Model Overview#


MegaMolBART molecular sequence, based upon known molecular sequences,is an autoencoder trained on small molecules in the form of SMILES that can be used for molecular representation tasks, molecule generation, and retrosynthesis. It was developed using the BioNeMo framework. MegaMolBART has eight layers, four attention heads, a hidden space dimension of 256, and contains 45M parameters. This model is ready for commercial/non-commercial use.


Mike Lewis, Yinhan Liu, Naman Goyal, Marjan Ghazvininejad, Abdelrahman Mohamed, Omer Levy, Ves Stoyanov, and Luke Zettlemoyer. BART: denoising Sequence-to-Sequence pre-training for natural language generation, translation, and comprehension. October 2019. arXiv:1910.13461.

Ross Irwin, Spyridon Dimitriadis, Jiazhen He, and Esben Jannik Bjerrum. Chemformer: a pre-trained transformer for computational chemistry. Mach. Learn.: Sci. Technol., 3(1):015022, January 2022. doi:10.1088/2632-2153/ac3ffb.

Teague Sterling and John J Irwin. ZINC 15–ligand discovery for everyone. J. Chem. Inf. Model., 55(11):2324–2337, November 2015. doi:10.1021/acs.jcim.5b00559.

Model Architecture:#

Architecture Type: Transformer, Sequence-to-sequence
Network Architecture: BART

Pre-norm layer normalization and GELU activation are used throughout.


Input Type(s): SMILES Text (Molecular Sequence)
Input Format(s): Comma Separated Values, Simplified Molecular-Input Line Entry System (SMILES)
Input Parameters: 1D
Other Properties Related to Input: Maximum input length is 512 tokens. Pre-training dataset samples were randomly split into train, validation, test sets ( 99% / 0.5% / 0.5% ).
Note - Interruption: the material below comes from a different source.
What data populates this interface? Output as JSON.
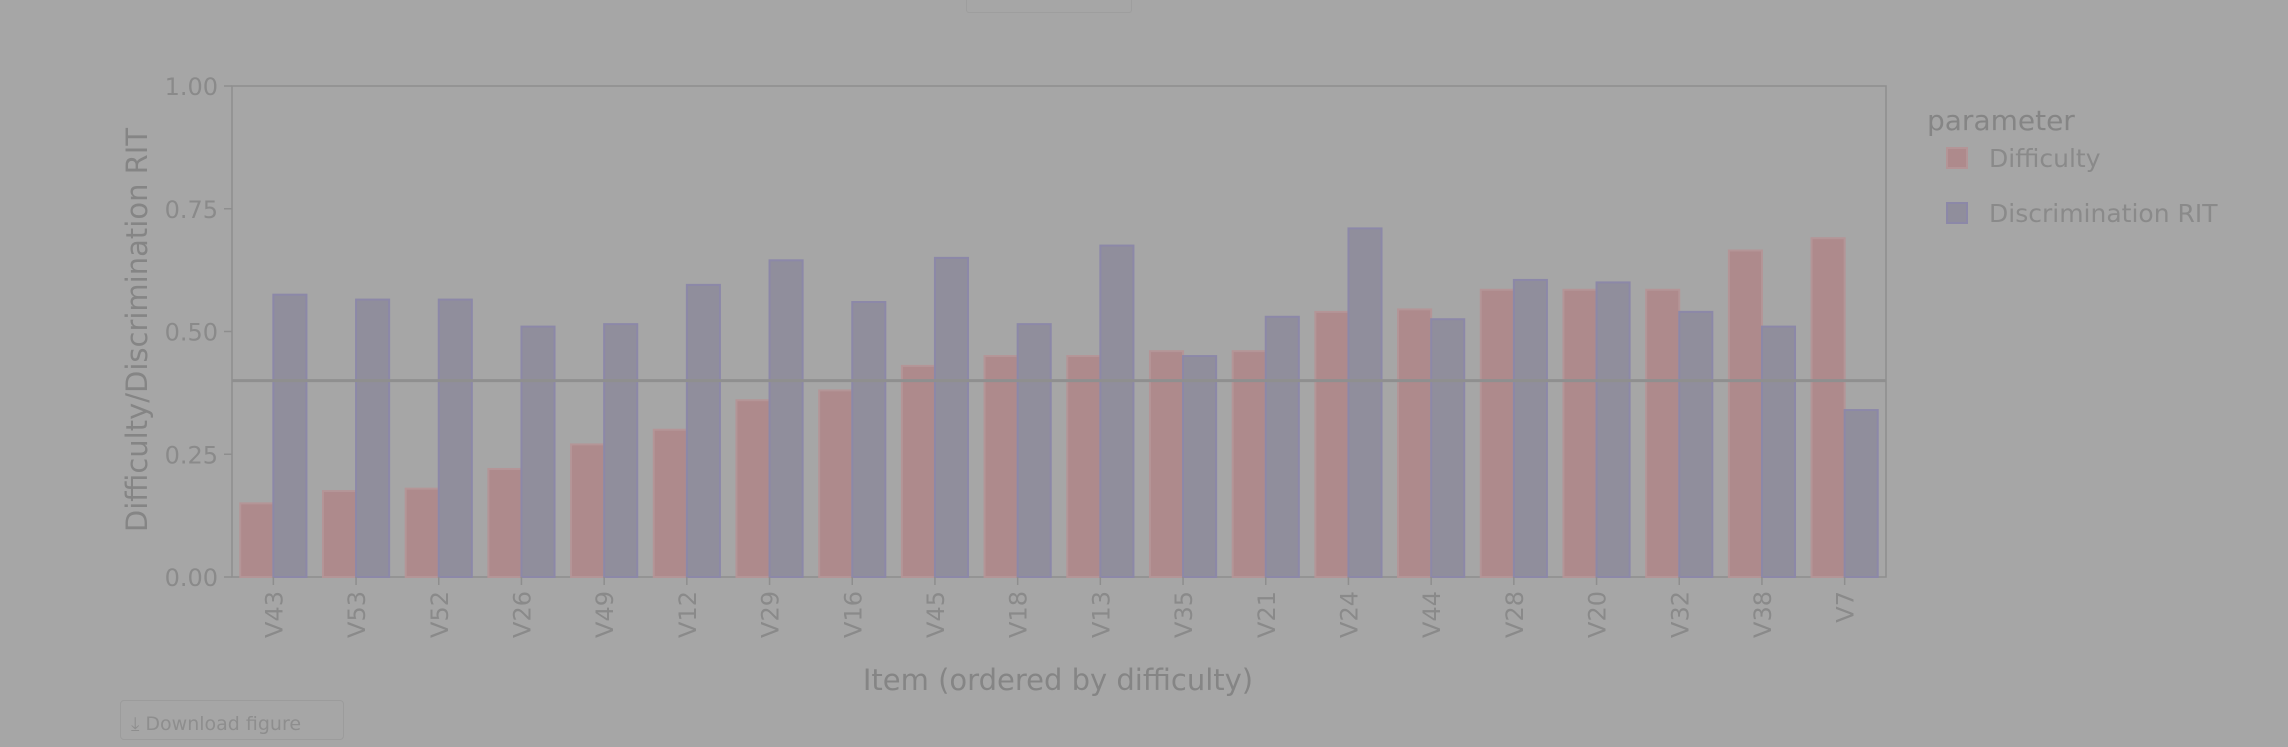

Output Type(s): [Text, Numerical.]
Output Format: [SMILES]
Output Parameters: [2D]
Other Properties Related to Output: [Maximum output length is 512 tokens]

Software Integration:#

Runtime Engine(s):

  • BioNeMo, NeMo 1.2

Supported Hardware Microarchitecture Compatibility:

  • [Ampere]

  • [Hopper]

[Preferred/Supported] Operating System(s):

  • [Linux]

Model Version(s):#

Megamolbart.nemo, version 23.06

Training & Evaluation:#

Training Dataset:#

Link: ZINC-15

Data Collection Method by dataset

  • [Human]

Labeling Method by dataset

  • [Hybrid: Human & Automated]

Properties: 1.54B molecules with molecular weight <= 500 Daltons, LogP <= 5, with reactivity levels rated as “reactive” and purchasability “annotated.” The compounds were filtered to ensure a maximum length of 512 characters. The final dataset contained 1.54 Billion molecules.

Evaluation Dataset:#

Link: MoleculeNet - Lipophilicity, FreeSolv, ESOL

Data Collection Method by dataset

  • [Human]

  • [Automatic/Sensors]

Labeling Method by dataset

  • [Hybrid: Human & Automated]

Properties: Contains 4,200 experimentally measured octanol/water distribution coefficients (logD at pH 7.4)randomly split for evaluation; 642 experimental and calculated hydration free energy of small molecules in water randomly split for evaluation; and1,128 experimentally measured water solubility data (log solubility in mols per liter) for common organic small molecules randomly split for evaluation.


Engine: NeMo
Test Hardware:

  • Ampere

MegaMolBART was trained with data parallelism on 64 V100 32 GB GPUs (4 nodes x 16 GPUs) using a micro batch size of 32. The Noam scheduler was used, with a peak learning rate value of 0.0005 and ~8000 warm up steps. FusedAdam optimization was used with parameters β1 = 0.9 and β2 = 0.999. Categorical cross-entropy loss was used to train the model. Dropout was set to 0.1 during training.

Ethical Considerations:#

NVIDIA believes Trustworthy AI is a shared responsibility and we have established policies and practices to enable development for a wide array of AI applications. When downloaded or used in accordance with our terms of service, developers should work with their team to ensure this model meets requirements for the relevant industry and use case and addresses unforeseen product misuse. For more detailed information on ethical considerations for this model, please see the Model Card++ Explainability, Bias, Safety & Security, and Privacy Subcards [Insert Link to Model Card++ here]. Please report security vulnerabilities or NVIDIA AI Concerns here.


MegaMolBART is provided under the Apache License.